Alperenlik hüviyetinin hocası Pir-i Türkistan Ahmed Yesevi Hazretleridir ki, o ulu kişinin Anadolu’dan Balkanlara kadar gönderdiği alperenlerden istediği vazife: “Gittiğiniz yeri İslâmlaştırmak, İslâm’ın ahkâm ve varlığını tebliğ ve tesis etmek…”

Sultan Fatih, hocası Akşemseddin Hazretleri’nin önünde diz çöküp, Hakk divanına durmayı sarayında oturmaya yeğ tuttuğu, fetih sabahı binlerce askerine ve komutanına imam olup, zafer namazı kıldırdığı içindir ki devletlü alperenlerdendir. Yavuz Sultan Selim, kendisini Harameyn’in hâkimi ilân etmek isteyenlere, “Hayır, Harameyn’in hâdimiyim” diyerek alperen olduğunu beyan etmiştir.                                                                                                                           

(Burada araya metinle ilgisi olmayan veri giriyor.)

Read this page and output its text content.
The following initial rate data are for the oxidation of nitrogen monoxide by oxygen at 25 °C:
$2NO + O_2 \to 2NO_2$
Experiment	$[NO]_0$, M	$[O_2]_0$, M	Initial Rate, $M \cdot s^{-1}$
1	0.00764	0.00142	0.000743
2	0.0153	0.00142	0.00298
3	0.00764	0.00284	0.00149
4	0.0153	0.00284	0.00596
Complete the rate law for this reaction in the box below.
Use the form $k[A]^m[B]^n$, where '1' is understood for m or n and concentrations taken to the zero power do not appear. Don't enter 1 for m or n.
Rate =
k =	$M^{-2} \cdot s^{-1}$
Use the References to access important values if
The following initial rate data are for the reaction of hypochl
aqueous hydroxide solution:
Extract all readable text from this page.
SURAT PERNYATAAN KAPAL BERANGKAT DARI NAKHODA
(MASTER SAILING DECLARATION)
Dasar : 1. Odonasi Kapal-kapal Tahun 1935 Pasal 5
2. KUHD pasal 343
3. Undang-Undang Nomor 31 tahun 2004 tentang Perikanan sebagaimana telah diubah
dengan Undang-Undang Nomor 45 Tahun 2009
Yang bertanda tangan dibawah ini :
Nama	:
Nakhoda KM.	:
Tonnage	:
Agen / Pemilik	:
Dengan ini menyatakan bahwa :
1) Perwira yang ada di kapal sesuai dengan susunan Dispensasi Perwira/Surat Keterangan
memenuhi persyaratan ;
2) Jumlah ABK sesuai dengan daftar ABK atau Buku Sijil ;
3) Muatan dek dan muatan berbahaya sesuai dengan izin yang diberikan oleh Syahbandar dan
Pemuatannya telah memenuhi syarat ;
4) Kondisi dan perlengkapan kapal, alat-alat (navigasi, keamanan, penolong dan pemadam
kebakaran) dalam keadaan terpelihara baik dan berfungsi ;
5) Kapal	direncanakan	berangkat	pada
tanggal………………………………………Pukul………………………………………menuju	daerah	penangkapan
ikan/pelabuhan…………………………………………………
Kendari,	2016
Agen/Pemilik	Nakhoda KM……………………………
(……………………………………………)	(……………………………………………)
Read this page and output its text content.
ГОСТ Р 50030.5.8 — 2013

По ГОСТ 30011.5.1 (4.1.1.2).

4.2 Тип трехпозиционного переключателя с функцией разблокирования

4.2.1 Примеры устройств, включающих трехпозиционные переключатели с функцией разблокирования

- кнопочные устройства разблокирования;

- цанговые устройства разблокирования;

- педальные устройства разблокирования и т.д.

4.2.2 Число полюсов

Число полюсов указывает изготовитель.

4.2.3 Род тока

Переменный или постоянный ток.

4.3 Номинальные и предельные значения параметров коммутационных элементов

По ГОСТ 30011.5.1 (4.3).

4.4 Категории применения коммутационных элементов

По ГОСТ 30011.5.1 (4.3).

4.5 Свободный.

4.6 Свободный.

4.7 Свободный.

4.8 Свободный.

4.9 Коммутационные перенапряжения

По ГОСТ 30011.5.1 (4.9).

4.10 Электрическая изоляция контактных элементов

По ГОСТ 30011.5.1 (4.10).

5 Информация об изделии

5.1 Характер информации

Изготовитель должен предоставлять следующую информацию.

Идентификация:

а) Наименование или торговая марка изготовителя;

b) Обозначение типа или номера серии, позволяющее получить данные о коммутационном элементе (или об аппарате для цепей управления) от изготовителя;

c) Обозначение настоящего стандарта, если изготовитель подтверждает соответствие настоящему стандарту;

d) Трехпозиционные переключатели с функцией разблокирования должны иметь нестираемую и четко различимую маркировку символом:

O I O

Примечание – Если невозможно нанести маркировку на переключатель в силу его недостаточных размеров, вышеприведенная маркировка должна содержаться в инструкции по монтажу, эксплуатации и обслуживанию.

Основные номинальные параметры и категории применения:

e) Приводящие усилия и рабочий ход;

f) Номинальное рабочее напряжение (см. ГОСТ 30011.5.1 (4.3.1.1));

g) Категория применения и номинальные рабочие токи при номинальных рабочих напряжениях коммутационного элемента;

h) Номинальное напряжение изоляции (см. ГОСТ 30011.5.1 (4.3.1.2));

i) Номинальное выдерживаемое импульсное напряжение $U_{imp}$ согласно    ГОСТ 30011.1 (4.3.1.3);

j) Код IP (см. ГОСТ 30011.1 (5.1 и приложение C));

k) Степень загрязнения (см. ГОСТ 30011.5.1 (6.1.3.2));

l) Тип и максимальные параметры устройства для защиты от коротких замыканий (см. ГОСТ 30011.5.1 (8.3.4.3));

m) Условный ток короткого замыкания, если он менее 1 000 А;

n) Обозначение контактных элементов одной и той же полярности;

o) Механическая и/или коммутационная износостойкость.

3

Türkiye’de devletin yapısını İslâmî ahkâmla değiştirmek gayesiyle alperenliği siyasî ve fikrî mânada temsil eden bir hareket henüz çıkmadı. Alperenlik iddiasında bulunan siyasî ve fikrî hareketlerin muhtevasında laikliğe, sekülerliğe, modernliğe, ulus milliyetçiliğine, Atatürkçülüğe ve 1923 Cumhuriyetine dair zerre kadar çağrışım, vurgu, işaret, fikir ve kavram yakınlığı bulunmamalı.

 

ALPERENLİK, 1923’DE KURULAN SİSTEME LÂ DEMEK VE TÜRKİYE İSLÂM CUMHURİYETİ DÂVASINI ÜSTLENMEKTİR     

 Bugün alperenliğin en temel vazifesi doksan yıllık lâ-dînî sisteme kökten hayır demek ve evvel emirde Türkiye İslâm Cumhuriyetinin ikamesinin tebliğcisi olmaktır. Vazifesi, İslâm’ın tâyin ettiği devlet ve millet düzeni için kendi ülkesinden başlayarak çalışmak olduğuna göre, “alperenim” diyen biri Türkiye İslâm Cumhuriyetinin esasları için her türlü fikrî ve siyasî meseleleri üstlendiğini ilân etmiş sayılır.

 ALPEREN ŞERİATÇIDIR VE İSLÂM DEVLETİ FİKRİNİN TEBLİĞCİSİDİR

Alperenin Türkiye’de baş vazifesi meşruiyetin ve hâkimiyetin İslâm olduğu sistemin tesisi ve bin yıldır devletin kurucusu olan Türklerin yönetme hakkını şeriat üzere sürdürmesi için çalışmak ve fikirde olsun, siyasette olsun gayesi daima “dîn ü devlet, mülk ü millet” anlayışı içinde mücadele etmektir. 

 Sözün özü; kim alperenim diyorsa şeriatçıdır ve İslâm devleti dâvasının tebliğcisidir. Üzerine düşen mükellefiyeti, yâni İlâ’yı Kelimetullah’ı yayma vazifesini yerine getirmeye inanarak tâlim ettiği unvanı gereğince mecbur ve yükümlü olandır.